I am looking at my problem of wordiness in a slightly different way and trying to build a set of punctuation rules. At the moment, I am working on conjunctive adverbs, (see here: Conjunctive adverb - Wikipedia )
It’s still a work in progress; but currently I have two rules that test well: The first scans for a comma followed by an adverb, while the second scans for a list of adverbs commonly used as conjunctions. The problem is that many phrases are used as adverbs to join clauses. (They are called ‘conjunctive adverbial phrases’, ugh! )
For example: |on the other hand|in fact|as a result|in comparison|in contrast|just as|in addition|that is|…
Is there a way to turn such a list of phrases into a regular expression that can be used in a single rule?
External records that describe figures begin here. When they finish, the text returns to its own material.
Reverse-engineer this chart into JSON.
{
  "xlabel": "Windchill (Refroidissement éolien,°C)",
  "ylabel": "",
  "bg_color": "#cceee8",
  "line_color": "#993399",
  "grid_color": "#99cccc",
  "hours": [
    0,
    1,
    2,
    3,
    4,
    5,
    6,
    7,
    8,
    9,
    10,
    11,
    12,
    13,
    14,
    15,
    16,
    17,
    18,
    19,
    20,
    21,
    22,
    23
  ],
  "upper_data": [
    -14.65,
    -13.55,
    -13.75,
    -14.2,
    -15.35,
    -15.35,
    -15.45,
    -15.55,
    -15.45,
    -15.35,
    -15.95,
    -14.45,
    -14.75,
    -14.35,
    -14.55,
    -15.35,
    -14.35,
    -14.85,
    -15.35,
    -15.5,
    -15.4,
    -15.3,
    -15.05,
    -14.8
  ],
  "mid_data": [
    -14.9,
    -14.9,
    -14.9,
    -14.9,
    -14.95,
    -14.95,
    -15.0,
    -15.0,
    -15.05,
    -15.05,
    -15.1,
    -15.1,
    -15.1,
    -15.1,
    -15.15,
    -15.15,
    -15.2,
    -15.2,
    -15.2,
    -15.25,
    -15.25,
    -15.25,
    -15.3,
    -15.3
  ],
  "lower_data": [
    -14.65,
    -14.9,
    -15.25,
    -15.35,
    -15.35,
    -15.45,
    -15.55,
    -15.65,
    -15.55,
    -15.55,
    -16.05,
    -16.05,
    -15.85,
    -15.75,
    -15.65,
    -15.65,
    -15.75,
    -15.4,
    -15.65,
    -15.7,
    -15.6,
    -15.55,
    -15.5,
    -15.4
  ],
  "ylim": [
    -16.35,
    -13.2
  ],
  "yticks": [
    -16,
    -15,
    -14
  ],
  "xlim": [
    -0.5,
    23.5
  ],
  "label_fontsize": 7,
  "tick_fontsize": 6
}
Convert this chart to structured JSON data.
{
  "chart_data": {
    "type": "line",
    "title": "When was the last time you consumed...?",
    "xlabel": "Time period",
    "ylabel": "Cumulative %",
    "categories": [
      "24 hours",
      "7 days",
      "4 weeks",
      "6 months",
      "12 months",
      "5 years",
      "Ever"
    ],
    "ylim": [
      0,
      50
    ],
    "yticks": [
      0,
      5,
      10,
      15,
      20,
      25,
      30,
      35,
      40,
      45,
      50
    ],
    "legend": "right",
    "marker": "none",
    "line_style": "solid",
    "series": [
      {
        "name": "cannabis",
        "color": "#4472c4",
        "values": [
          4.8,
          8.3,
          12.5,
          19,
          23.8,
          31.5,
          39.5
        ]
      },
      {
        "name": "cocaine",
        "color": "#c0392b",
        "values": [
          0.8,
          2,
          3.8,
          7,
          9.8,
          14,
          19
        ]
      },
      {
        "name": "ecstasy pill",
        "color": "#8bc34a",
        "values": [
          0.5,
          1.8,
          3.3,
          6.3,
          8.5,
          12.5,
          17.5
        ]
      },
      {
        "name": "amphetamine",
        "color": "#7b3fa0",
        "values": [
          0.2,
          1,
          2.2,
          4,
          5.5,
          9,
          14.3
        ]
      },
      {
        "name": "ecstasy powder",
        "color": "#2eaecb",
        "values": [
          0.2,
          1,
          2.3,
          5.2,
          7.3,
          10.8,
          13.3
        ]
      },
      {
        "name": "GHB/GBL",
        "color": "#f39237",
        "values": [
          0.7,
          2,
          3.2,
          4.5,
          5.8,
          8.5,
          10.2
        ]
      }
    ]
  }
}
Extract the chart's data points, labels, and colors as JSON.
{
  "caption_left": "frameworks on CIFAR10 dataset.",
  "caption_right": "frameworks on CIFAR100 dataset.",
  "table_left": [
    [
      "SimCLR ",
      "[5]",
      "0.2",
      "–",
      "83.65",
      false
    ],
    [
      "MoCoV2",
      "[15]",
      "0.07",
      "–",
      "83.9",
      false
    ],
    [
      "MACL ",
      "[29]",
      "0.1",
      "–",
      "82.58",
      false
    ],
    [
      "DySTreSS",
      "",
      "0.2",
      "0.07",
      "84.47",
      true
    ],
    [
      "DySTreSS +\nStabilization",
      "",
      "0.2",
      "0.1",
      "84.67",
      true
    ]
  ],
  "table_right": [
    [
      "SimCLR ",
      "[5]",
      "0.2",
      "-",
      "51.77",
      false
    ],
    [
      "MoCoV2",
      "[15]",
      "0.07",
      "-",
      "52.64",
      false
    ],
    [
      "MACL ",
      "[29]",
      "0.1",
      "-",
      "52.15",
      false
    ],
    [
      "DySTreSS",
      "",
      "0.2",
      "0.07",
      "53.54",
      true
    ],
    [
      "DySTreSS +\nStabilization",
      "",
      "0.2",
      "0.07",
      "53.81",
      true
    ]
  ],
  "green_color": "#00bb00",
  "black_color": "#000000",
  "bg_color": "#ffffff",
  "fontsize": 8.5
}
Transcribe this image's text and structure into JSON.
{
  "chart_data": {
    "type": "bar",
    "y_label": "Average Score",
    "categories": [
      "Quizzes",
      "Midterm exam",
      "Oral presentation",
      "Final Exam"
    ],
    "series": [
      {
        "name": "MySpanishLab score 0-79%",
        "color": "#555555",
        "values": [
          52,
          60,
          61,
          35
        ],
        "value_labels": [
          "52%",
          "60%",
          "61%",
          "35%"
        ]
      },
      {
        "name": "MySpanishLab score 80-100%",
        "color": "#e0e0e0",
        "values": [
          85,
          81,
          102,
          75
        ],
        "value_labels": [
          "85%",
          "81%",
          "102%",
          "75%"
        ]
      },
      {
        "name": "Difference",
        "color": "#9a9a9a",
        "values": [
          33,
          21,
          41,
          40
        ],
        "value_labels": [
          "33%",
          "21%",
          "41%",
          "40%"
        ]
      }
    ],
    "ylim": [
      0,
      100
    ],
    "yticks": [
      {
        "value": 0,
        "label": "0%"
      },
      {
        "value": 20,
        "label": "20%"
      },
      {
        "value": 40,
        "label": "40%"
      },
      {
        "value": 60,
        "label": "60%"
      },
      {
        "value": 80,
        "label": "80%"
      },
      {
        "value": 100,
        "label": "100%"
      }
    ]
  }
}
Also, is there a limit to how many tokens can be used in a regular expression? For testing purpose I am just working with the examples from Wikipedia; but I have a spread sheet with a fuller list of over 100 entries, (both adverbs and phrases,) that is a combination of both Wikipedia and Cambridge dictionary examples.
Irvine
For information only, the two rules I have so far are:
<rule id="conjunctive_adverbs_1" name="punctuation_of_conjunctive_adverbs_1">
<pattern>
<marker>
<token regexp='yes'>,</token>
<token postag='RB|RBRR|RBS' postag_regexp='yes'></token>
</marker>
</pattern>
<message>Adverbs, when used as a conjunction between two clauses of a sentence, are normally preceded by a semicolon.</message>
<url>http://en.wikipedia.org/wiki/Conjunctive_adverb</url>
<short>Adverbs, when used as a conjunction between two clauses, are normally preceded be preceded by a semicolon.</short>
<example type='incorrect'>He can leap tall buildings in a single bound<marker>, furthermore</marker>, Dwight Schrute is a hog.</example>
<example type='correct'>He can leap tall buildings in a single bound; furthermore, Dwight Schrute is a hog.</example>
<example type='incorrect'>Oh, there's a butterfly.</example>
<example type='correct'>Oh. There's a butterfly.</example>
</rule>
<rule id="conjunctive_adverbs_2" name="punctuation_of_conjunctive_adverbs_2">
<pattern>
<marker>
<token>,</token>
<token regexp='yes'>accordingly|additionally|again|almost|although|anyway|besides|certainly|comparatively|consequently|contrarily|conversely|elsewhere|equally|eventually|finally|further|furthermore|hence|henceforth|however|incidentally|indeed|instead|likewise|meanwhile|moreover|namely|nevertheless|next|nonetheless|notably|now|otherwise|rather|similarly|still|subsequently|then|thereafter|therefore|thus|undoubtedly|uniquely</token>
</marker>
</pattern>
<message>Conjunctive adverbs should be preceded by a semicolon.</message>
<url>http://en.wikipedia.org/wiki/Conjunctive_adverb</url>
<short>Conjunctive adverbs should be preceded by a semicolon.</short>
<example type='incorrect'>He can leap tall buildings in a single bound<marker>, furthermore</marker>, Dwight Schrute is a hog.</example>
<example type='correct'>He can leap tall buildings in a single bound; furthermore, Dwight Schrute is a hog.</example>
</rule>
They are not finished yet, nor tested in my Openoffice instalation and still require supplementary rules to catch missing termination commas.